Somewhat counterintuitively, the account owner doesn’t request the transfer from their old broker directly. Instead, the process starts by opening a new brokerage account at the receiving firm and submitting a transfer request there, which then reaches the delivering firm through the ACATS system on the investor’s behalf. The delivering firm doesn’t initiate the move and generally can’t refuse a properly submitted request, though it may charge its own account-transfer fee. That fee is separate from anything the receiving firm charges, and it’s worth checking for before starting a transfer rather than being surprised by it afterward.

What moves as-is versus what gets liquidated

Most standard, widely held securities — publicly traded stocks, ETFs, and many mutual funds — transfer “in kind,” meaning the exact same holdings simply change custodian without being sold. Some assets don’t transfer as cleanly. Proprietary investment products unique to the delivering firm, certain mutual fund share classes not offered at the new firm, or other non-standard holdings sometimes have to be sold before the transfer, or excluded from it entirely and handled separately. Reviewing a holdings list against what the new firm actually supports before initiating the transfer can avoid an unwelcome surprise partway through.
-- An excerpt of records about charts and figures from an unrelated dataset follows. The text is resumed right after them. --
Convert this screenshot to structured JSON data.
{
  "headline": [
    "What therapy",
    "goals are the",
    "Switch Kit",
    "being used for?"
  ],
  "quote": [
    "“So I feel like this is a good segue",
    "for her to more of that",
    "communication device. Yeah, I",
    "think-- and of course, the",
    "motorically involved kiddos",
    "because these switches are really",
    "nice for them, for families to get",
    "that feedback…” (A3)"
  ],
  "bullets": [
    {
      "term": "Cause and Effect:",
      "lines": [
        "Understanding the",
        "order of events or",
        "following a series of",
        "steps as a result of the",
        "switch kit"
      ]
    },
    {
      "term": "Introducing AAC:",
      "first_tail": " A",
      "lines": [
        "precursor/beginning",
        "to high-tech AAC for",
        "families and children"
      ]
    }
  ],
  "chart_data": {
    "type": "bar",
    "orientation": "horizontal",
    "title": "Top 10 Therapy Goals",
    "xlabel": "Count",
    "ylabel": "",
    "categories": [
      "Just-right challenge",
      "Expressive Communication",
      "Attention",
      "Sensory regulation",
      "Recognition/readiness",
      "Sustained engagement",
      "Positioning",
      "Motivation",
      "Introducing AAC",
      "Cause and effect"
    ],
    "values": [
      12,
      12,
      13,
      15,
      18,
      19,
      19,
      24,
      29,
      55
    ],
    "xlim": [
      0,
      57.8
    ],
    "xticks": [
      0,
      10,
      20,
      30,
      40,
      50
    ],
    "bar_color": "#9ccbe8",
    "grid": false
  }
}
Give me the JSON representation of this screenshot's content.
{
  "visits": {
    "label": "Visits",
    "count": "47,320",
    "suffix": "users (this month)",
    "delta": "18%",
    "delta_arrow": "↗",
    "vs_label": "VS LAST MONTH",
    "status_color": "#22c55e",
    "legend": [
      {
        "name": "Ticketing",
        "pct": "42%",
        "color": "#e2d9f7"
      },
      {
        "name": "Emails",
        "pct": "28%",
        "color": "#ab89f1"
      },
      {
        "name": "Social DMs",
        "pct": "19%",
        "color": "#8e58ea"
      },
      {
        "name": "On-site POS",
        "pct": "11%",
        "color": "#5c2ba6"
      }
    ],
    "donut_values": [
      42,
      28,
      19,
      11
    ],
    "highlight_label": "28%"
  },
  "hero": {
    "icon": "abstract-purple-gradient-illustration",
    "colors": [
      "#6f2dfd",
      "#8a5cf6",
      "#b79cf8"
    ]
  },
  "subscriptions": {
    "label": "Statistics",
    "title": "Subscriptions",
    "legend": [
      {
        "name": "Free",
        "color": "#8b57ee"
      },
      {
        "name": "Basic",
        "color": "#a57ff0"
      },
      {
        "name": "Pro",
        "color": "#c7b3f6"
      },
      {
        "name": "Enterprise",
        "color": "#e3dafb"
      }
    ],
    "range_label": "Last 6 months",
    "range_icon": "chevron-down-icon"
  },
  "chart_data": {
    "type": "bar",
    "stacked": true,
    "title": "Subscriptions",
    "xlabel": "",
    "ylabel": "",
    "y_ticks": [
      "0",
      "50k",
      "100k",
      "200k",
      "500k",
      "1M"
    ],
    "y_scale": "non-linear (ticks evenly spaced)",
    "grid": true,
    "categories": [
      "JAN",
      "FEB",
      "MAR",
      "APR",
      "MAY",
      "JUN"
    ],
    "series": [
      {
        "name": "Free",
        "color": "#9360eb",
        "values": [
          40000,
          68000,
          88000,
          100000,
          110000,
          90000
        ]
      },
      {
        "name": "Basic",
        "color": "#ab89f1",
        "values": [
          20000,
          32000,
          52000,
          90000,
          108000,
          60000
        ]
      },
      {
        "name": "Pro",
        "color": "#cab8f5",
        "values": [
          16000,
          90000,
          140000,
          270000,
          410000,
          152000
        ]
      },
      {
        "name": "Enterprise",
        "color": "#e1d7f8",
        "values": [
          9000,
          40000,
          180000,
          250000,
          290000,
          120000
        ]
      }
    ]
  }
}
Why the automated system exists

Before standardized transfers, moving between brokerages could mean manually re-establishing every position, which was slow, error-prone, and could force a sale — and a taxable event — that the investor never wanted in the first place. ACATS was built specifically to let holdings move as a single automated batch, cutting out most of the manual handling and letting an investor consolidate more than one brokerage account without unwinding a portfolio to do it. The system also reduces the amount of time an account sits partially in cash during a transfer, since holdings generally move as securities rather than being converted to cash and reinvested at the new firm.

What the process generally requires

Initiating a transfer typically means providing the receiving firm with the account number and a recent statement from the old account, along with standard identity verification. From there, most of the coordination happens directly between the two firms through the ACATS system, with limited additional action needed from the account owner unless something about the transfer needs manual review, such as a mismatch in how the account is titled between the two firms.

The takeaway

ACATS turned what used to be a disruptive, sell-everything process into something closer to a routine administrative transfer. Understanding that the new firm drives the process, and that not every holding necessarily moves in kind, makes it easier to know what to expect before starting one, rather than assuming every account and every position will move the same way.